The issue of school choice came up during last week's presidential debate, with Romney urging greater support for vouchers, and Obama, visibly uncomfortable, doing his best to avoid answering directly, while reiterating his support for federal funding for teachers and schools. It is well known that leading Latino Democratic political figures, including Mayor Antonio Villaraigosa, a top Obama surrogate who recently chaired the Democratic Convention in Charlotte, supports school vouchers, making the issue eminently exploitable by Republicans. In 2010, Villaraigosa, a one-time member of a teacher's union, even blasted his state's teachers unions for failing to "join the education reform team."
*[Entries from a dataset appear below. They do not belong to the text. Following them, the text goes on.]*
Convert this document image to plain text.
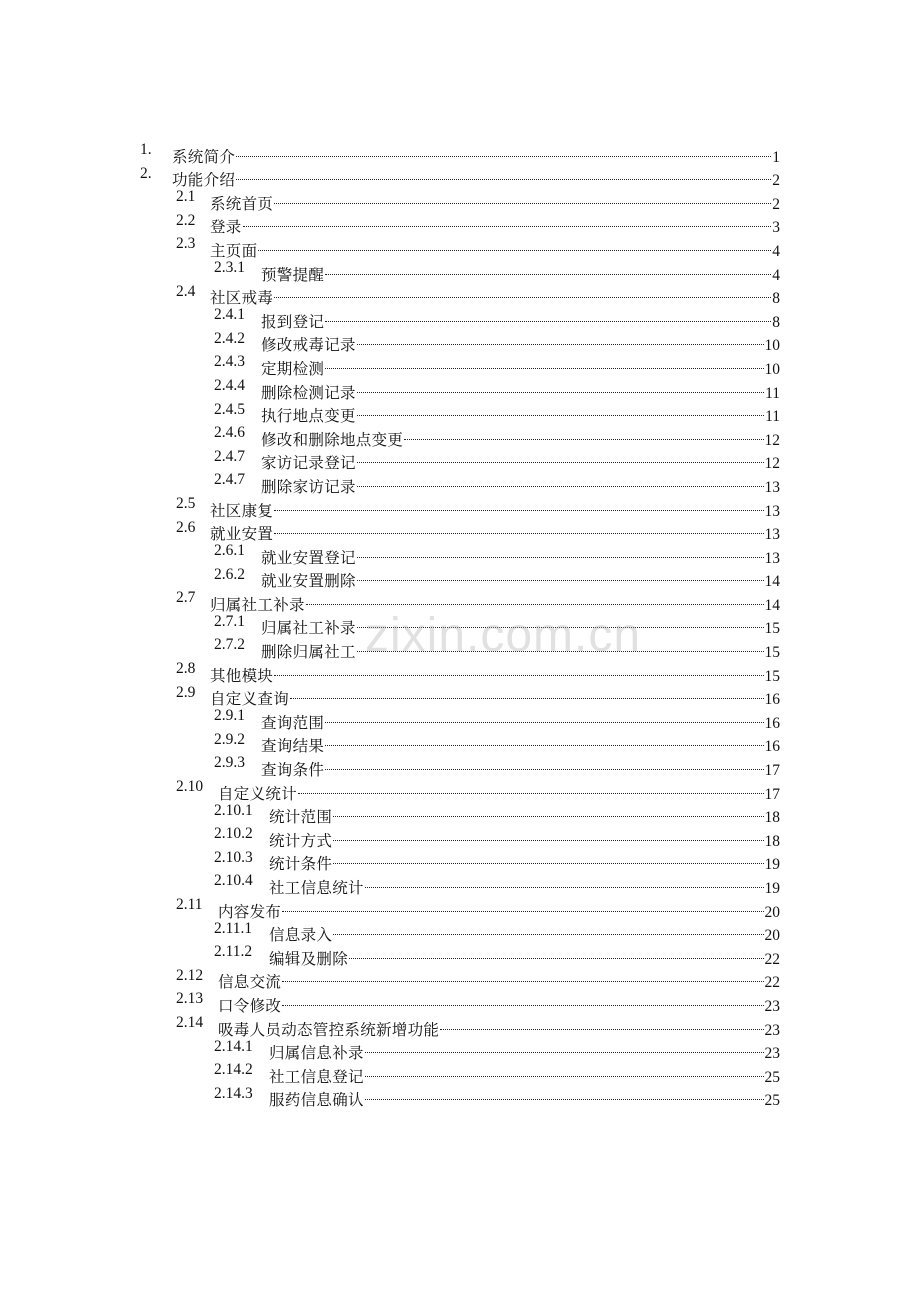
1. 系统简介	1
2. 功能介绍	2
2.1 系统首页	2
2.2 登录	3
2.3 主页面	4
2.3.1 预警提醒	4
2.4 社区戒毒	8
2.4.1 报到登记	8
2.4.2 修改戒毒记录	10
2.4.3 定期检测	10
2.4.4 删除检测记录	11
2.4.5 执行地点变更	11
2.4.6 修改和删除地点变更	12
2.4.7 家访记录登记	12
2.4.7 删除家访记录	13
2.5 社区康复	13
2.6 就业安置	13
2.6.1 就业安置登记	13
2.6.2 就业安置删除	14
2.7 归属社工补录	14
2.7.1 归属社工补录	15
2.7.2 删除归属社工	15
2.8 其他模块	15
2.9 自定义查询	16
2.9.1 查询范围	16
2.9.2 查询结果	16
2.9.3 查询条件	17
2.10 自定义统计	17
2.10.1 统计范围	18
2.10.2 统计方式	18
2.10.3 统计条件	19
2.10.4 社工信息统计	19
2.11 内容发布	20
2.11.1 信息录入	20
2.11.2 编辑及删除	22
2.12 信息交流	22
2.13 口令修改	23
2.14 吸毒人员动态管控系统新增功能	23
2.14.1 归属信息补录	23
2.14.2 社工信息登记	25
2.14.3 服药信息确认	25
zixin.com.cn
It turns out that Romney's views on school choice go far beyond the issue of vouchers and indeed, some have argued that they might well place him to the left of Obama. In a little-noticed speech he gave last May, Romney called for lifting long-standing restrictions on the ability of low-income, inner city kids to attend public schools in the suburbs. Democrats and Republicans alike have long hewed to the idea that existing school district boundaries are sacrosanct and the U.S. Supreme Court upheld that view in 1974. Ever since, education reform plans, including the recent "No Child left Behind" policy, have reaffirmed those boundaries, leaving talented inner-city youth no way to escape the urban school system unless their families could afford to move.

But Romney's proposal, fleshed out in a subsequent white paper, would require states to "adopt open-enrollment policies that permit eligible students to attend public schools outside of their school district." In theory, it's a radical break with orthodoxy and yet how radical would depend on just how the approach is implemented. Would school systems actually provide the families of poor but talented youth with transportation subsidies? Could suburban schools refuse inner-city kids access, and under what conditions? These are not the kind of ideas about social mobility that the GOP base, many of them comfortable white suburbanites, are likely to take to, but presented properly -- in the context of fostering educational "excellence," perhaps -- they might prove useful to Romney as he winds down his campaign and pivots to the center and tries to position himself as the "candidate of new ideas."

But will Romney decide to seize the opportunity? Those Republicans like Sanchez who have watched Romney proceed far too cautiously on immigration reform, perhaps, have their doubts. And with less than a month to go before the election, time is clearly running out. But the potential to reach Latino voters -- whose skepticism of Romney is undeniable -- with a more visible GOP education agenda -- and targeted Spanish-language campaign ads highlighting Obama's opposition to school choice -- appears to be real. With Romney surging, and some of Obama's "softer" white support beginning to swing his way, the time to act is now.